# Seagull Century



## wooglin (Feb 22, 2002)

Nice day for a ride yesterday. Met my oldest friend Friday night, rode yesterday, drove home today. I think this ride gets a bad rap. No incidents either minor or major, no close calls, and no long waits at the sag stops since we only used the one on Assatague. We started at 8 and, while it was crowded, everyone was out to have a good time. 

The crowded road, early on.









Clearing out some.









I think the trick is just to stay out of pacelines.









Ho-hum.









The obligatory you-know-what.









The screaming descent to Assateague Island. Wouldn't have been so bad except for the crosswind. And riding a fixie downhill at 30mph one handed while taking the pic. 









On Assateague. 









Lownge reprezent. No flats on the ride, but I must've finished with a hole because the rear was flat this AM. Booyah!









The most dangerous moment of the day: moreons stopping for the ponies. 









Me and my shadow.


----------



## LavenderLightning (Sep 12, 2011)

I love those kind of rides out in the country with friends. That island looks really cool. Is it only one way on/off?


----------



## wooglin (Feb 22, 2002)

LavenderLightning said:


> That island looks really cool. Is it only one way on/off?


Pretty sure yes. Only the one causeway/bridge.


----------



## nate (Jun 20, 2004)

LavenderLightning said:


> I love those kind of rides out in the country with friends. That island looks really cool. Is it only one way on/off?

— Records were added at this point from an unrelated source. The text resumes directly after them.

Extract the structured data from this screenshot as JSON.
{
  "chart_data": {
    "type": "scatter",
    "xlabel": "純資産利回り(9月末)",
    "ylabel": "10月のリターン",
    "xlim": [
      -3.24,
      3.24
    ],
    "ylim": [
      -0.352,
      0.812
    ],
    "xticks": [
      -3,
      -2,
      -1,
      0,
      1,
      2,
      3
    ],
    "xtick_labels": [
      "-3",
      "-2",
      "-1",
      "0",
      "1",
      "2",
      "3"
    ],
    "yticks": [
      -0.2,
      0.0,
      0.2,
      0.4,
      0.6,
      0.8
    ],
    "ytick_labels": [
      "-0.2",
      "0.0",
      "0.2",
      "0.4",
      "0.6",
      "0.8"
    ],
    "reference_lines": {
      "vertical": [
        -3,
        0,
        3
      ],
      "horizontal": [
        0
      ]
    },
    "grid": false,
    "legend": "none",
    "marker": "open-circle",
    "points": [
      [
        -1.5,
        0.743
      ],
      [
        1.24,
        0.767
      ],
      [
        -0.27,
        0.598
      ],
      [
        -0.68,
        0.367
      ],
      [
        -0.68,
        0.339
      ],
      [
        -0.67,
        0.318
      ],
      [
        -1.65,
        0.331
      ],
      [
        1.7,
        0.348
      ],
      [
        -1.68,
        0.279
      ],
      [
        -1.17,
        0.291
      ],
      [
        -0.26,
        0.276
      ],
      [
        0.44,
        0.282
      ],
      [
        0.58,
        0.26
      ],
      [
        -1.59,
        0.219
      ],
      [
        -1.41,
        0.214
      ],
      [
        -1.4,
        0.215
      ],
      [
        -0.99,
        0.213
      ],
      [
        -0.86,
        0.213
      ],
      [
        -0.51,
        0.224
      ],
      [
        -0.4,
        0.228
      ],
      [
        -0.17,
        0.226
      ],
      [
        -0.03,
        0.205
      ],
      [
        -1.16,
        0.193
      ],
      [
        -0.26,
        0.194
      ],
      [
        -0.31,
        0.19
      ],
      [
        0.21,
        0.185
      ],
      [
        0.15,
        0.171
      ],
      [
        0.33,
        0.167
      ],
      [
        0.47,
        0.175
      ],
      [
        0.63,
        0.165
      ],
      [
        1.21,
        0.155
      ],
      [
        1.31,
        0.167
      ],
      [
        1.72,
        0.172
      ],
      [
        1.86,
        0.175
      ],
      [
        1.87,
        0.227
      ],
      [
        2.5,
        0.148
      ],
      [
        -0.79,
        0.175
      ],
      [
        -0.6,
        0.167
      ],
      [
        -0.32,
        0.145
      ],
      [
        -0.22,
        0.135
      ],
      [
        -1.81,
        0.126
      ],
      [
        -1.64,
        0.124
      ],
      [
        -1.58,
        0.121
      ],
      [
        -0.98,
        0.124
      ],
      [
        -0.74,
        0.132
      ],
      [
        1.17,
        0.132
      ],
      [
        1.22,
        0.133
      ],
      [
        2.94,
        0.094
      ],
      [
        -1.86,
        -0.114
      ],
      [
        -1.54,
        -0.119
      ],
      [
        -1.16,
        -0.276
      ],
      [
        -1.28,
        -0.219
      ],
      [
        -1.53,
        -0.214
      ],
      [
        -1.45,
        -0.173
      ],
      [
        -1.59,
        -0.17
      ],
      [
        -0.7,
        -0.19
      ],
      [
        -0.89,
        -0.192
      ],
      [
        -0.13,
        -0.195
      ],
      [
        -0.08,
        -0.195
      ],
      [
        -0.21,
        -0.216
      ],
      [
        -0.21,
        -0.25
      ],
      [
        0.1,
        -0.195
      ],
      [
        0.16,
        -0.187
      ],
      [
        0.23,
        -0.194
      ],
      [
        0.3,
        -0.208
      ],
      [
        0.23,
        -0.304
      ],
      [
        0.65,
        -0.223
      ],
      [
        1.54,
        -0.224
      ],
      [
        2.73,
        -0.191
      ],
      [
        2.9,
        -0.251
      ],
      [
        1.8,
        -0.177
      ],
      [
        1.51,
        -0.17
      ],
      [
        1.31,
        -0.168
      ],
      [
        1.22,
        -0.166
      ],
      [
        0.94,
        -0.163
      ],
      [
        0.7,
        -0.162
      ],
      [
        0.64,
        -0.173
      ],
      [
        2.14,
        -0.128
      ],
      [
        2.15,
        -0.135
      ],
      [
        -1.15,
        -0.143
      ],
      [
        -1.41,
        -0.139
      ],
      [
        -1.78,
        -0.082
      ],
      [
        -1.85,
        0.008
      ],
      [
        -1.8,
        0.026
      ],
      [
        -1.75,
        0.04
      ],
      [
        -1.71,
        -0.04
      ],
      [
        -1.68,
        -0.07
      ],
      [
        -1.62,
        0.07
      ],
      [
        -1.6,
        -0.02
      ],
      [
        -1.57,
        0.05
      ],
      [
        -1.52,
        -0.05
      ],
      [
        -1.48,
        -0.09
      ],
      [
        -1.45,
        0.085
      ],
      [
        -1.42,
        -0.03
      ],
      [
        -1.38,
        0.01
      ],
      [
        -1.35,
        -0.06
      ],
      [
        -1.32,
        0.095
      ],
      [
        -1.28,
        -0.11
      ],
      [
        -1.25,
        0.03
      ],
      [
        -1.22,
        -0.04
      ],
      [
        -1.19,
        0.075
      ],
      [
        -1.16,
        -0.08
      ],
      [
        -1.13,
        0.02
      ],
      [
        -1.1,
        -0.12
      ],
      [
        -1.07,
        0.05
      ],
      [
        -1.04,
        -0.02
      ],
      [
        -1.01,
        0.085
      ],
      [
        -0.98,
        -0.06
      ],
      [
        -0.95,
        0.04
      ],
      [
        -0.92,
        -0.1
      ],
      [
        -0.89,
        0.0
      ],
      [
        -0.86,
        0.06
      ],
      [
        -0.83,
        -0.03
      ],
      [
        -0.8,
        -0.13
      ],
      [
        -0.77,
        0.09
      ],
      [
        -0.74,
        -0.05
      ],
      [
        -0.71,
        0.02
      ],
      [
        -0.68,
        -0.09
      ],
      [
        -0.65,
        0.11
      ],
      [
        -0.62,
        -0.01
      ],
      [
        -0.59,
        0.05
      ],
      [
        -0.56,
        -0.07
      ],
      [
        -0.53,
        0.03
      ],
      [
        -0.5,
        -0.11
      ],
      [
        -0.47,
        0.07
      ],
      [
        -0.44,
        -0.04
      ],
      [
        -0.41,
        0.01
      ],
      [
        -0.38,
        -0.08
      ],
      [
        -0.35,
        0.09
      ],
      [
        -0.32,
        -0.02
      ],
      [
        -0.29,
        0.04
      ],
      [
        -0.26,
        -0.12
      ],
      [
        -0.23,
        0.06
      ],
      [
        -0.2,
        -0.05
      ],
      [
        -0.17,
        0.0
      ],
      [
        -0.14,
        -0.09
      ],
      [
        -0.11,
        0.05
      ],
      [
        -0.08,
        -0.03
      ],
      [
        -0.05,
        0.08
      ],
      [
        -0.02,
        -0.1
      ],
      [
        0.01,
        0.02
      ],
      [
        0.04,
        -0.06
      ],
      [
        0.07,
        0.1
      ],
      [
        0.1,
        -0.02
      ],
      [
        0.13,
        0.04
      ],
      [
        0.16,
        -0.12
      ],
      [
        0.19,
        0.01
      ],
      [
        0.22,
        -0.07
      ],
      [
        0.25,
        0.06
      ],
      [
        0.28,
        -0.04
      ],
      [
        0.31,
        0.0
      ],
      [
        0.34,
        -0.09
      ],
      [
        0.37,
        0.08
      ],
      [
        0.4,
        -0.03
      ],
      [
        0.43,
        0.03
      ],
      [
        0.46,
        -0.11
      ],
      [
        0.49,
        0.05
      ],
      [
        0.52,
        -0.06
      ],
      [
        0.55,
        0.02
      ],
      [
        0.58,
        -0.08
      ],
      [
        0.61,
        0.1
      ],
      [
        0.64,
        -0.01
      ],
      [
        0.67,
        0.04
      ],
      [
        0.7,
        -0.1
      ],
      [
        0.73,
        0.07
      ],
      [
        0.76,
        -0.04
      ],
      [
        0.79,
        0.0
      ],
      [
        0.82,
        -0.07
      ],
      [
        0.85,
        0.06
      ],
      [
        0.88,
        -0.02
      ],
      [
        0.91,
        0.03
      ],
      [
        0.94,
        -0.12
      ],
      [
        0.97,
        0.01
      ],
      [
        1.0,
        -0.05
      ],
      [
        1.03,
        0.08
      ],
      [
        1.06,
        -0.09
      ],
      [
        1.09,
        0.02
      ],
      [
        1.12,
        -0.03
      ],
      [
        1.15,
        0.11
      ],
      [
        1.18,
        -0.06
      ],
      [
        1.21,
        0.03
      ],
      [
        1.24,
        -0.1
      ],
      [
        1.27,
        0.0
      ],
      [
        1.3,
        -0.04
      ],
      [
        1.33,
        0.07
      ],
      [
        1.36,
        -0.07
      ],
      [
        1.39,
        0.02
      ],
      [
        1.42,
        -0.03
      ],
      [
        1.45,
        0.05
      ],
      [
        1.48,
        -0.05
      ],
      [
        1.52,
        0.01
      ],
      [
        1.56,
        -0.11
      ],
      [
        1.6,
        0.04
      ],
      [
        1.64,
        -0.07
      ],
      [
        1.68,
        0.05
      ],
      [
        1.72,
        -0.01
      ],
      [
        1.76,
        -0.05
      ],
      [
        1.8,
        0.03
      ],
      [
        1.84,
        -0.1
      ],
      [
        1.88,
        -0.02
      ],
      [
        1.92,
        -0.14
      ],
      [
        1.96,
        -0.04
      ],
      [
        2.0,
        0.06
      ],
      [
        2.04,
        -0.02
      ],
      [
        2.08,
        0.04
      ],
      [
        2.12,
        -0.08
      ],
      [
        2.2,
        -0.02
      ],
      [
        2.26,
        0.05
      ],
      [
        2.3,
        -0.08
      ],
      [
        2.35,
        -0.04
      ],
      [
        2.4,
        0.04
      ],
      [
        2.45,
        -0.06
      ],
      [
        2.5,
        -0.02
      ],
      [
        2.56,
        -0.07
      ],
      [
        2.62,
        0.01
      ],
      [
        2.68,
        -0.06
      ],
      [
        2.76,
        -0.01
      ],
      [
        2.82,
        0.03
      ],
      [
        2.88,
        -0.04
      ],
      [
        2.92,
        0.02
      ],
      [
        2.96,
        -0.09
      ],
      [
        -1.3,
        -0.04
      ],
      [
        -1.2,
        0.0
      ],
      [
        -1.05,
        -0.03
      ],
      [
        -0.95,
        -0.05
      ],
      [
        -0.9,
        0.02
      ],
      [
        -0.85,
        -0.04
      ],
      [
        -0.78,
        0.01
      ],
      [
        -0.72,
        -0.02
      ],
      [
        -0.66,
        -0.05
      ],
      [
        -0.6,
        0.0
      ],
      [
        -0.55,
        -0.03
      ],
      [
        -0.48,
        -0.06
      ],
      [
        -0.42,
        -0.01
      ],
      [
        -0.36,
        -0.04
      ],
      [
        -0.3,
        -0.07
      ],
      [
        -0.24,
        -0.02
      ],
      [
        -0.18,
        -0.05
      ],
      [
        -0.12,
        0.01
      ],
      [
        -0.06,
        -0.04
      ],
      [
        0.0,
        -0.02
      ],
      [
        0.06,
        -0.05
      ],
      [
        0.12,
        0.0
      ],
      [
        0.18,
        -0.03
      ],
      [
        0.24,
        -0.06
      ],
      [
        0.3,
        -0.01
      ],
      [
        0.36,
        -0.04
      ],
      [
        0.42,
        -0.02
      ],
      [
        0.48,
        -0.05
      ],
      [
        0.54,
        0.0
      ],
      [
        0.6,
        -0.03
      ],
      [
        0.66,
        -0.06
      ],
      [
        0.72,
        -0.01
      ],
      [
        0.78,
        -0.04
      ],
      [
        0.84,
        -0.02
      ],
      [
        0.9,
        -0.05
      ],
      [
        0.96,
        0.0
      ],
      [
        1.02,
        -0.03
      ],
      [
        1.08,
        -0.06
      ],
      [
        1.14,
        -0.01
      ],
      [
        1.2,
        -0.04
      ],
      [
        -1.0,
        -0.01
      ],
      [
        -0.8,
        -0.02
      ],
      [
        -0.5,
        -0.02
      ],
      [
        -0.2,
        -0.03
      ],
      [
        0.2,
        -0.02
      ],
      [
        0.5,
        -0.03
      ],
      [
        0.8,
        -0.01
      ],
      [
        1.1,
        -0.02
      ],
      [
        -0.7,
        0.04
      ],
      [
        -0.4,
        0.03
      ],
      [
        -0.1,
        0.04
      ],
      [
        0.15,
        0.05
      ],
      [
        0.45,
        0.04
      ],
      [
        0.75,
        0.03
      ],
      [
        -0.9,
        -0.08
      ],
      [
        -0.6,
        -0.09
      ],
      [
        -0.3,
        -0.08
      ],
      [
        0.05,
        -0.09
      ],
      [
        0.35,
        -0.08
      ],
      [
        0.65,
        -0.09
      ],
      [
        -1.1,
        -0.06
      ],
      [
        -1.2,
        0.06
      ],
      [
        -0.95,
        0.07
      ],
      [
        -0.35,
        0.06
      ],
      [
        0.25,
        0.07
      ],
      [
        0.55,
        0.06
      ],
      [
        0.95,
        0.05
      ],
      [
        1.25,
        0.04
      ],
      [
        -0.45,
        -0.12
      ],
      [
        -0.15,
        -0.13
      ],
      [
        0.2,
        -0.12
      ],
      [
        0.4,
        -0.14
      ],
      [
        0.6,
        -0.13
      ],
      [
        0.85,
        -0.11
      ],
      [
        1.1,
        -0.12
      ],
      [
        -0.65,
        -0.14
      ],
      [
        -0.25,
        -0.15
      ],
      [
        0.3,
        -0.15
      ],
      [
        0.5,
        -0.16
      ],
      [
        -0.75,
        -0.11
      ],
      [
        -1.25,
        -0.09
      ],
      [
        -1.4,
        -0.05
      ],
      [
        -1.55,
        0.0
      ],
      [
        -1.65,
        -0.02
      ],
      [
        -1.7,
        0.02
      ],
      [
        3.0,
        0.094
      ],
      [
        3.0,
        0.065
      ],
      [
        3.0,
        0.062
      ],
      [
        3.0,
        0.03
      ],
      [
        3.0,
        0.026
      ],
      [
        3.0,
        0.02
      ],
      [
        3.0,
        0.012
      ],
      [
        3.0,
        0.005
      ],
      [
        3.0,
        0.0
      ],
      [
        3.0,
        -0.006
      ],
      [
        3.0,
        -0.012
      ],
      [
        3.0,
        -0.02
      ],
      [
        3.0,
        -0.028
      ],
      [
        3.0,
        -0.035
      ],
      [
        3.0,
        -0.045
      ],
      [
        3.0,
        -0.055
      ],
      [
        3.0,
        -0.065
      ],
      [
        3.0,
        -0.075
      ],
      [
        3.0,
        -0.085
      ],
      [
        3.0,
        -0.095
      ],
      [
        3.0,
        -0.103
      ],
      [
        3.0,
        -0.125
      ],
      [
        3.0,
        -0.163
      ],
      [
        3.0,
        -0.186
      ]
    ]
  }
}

There are two entrances, one at the north end of the island and one at the south, but they don't connect. You have to exit using the same entrance that got you there. One is in MD and one is in VA since the island straddles the border.

The entrance in VA actually is from another island, Chincoteague, which is in turn only reachable by road over one causeway.


----------



## Milk-Bone (Jul 10, 2011)

wooglin said:


> Nice day for a ride yesterday. Met my oldest friend Friday night, rode yesterday, drove home today. I think this ride gets a bad rap. No incidents either minor or major, no close calls, and no long waits at the sag stops since we only used the one on Assatague. We started at 8 and, while it was crowded, everyone was out to have a good time.


Have to agree about it being an incident free ride for the most part, at least for us. We didn't even get a flat. I'm so flat prone that I brought along and extra Continental folding tire. I love drama free rides. No way in hell am I going to call the SAG wagon!!! There were a couple downed cyclists involved in some type of collision. My partner almost got run off the road twice by people not looking. The scenery was so beautiful and the roads were pretty decent. Of course the wind was brutal, but it made me work harder. Good ride!~


----------



## weltyed (Feb 6, 2004)

cooooooool


----------